Wie Take Me Späti Berlins Kiosk-Kultur zum YouTube-Hit macht
"Take Me Späti": Die überraschende YouTube-Erfolgsgeschichte aus Berlins Nachtläden
Eine neue YouTube-Serie mit dem Titel Take Me Späti hat sich überraschend zum Geheimtipp unter Gen-Z-Zuschauern entwickelt. Moderiert von Sara Arslan lädt die Show Gäste ein, um in Berlins spät geöffneten Kiosken – den legendären Spätis – lockere Gespräche zu führen. Zwar sind die Gäste keine Prominenten, doch die Serie hat mit ihrem scharfen Humor und skurrilen Dialogen eine treue Fangemeinde aufgebaut.
Das Format orientiert sich an der britischen Comedy-Reihe Chicken Shop Date, setzt aber einen typisch Berliner Akzent. Statt in Imbissen trifft Arslan ihre Gäste in den kultigen Spätis der Stadt, wo die ungezwungene Atmosphäre zu unverblümten und oft absurden Unterhaltungen anregt.

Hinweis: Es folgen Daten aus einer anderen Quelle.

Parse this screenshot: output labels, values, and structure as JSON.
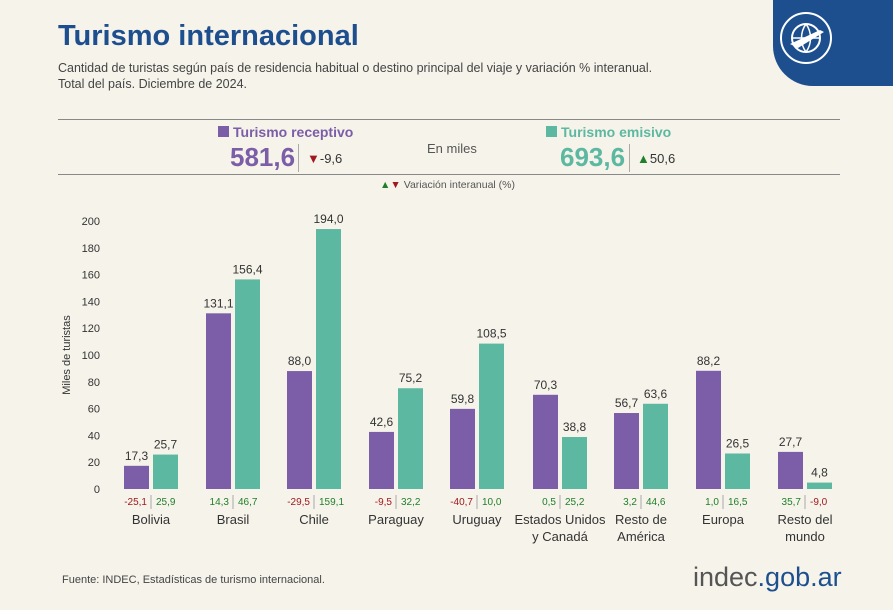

Besonders gelungen ist eine Folge mit Mo Douzi, der sich selbst als arte-Rapper und ehemaliger Türsteher beschreibt. Das Gespräch springt zwischen Themen wie Erziehung, die Höflichkeitsregeln eines Türstehers, Flugangst und die Vorzüge von Pelzmützen hin und her. Die ungescripteten, schnellen Wortgefechte – gespickt mit Ironie und Witz – kommen bei jungen Zuschauern besonders gut an.
Ausschnitte aus der Show gehen regelmäßig viral und sorgen dafür, dass Take Me Späti über seine Nische hinaus bekannt wird. Zwar sind die Gäste – oft Streamer oder Content-Creator – keinem breiten Publikum ein Begriff, doch die Chemie mit Arslan fesselt die Zuschauer. Die Serie lebt von ihrer chaotischen Energie und verbindet Alltagsabsurdität mit der Vorliebe von Gen Z für selbstironischen Humor.
Seit ihrem Start hat sich Take Me Späti einen einzigartigen Platz in der Online-Unterhaltung erobert. Ihr Erfolg liegt darin, die Eigenheiten des Berliner Nachtlebens einzufangen und Gespräche einfach laufen zu lassen – egal, wie abstrus sie werden.
Die wachsende Beliebtheit der Show zeigt, was Zuschauer heute begeistert: Statt auf Prominente zu setzen, beweist Take Me Späti, dass Authentizität und Humor aus einem simplen Kiosk-Gespräch sehenswerte Unterhaltung machen. Fürs Erste zieht die Serie weiterhin neue Zuschauer an – ein viraler Clip nach dem anderen.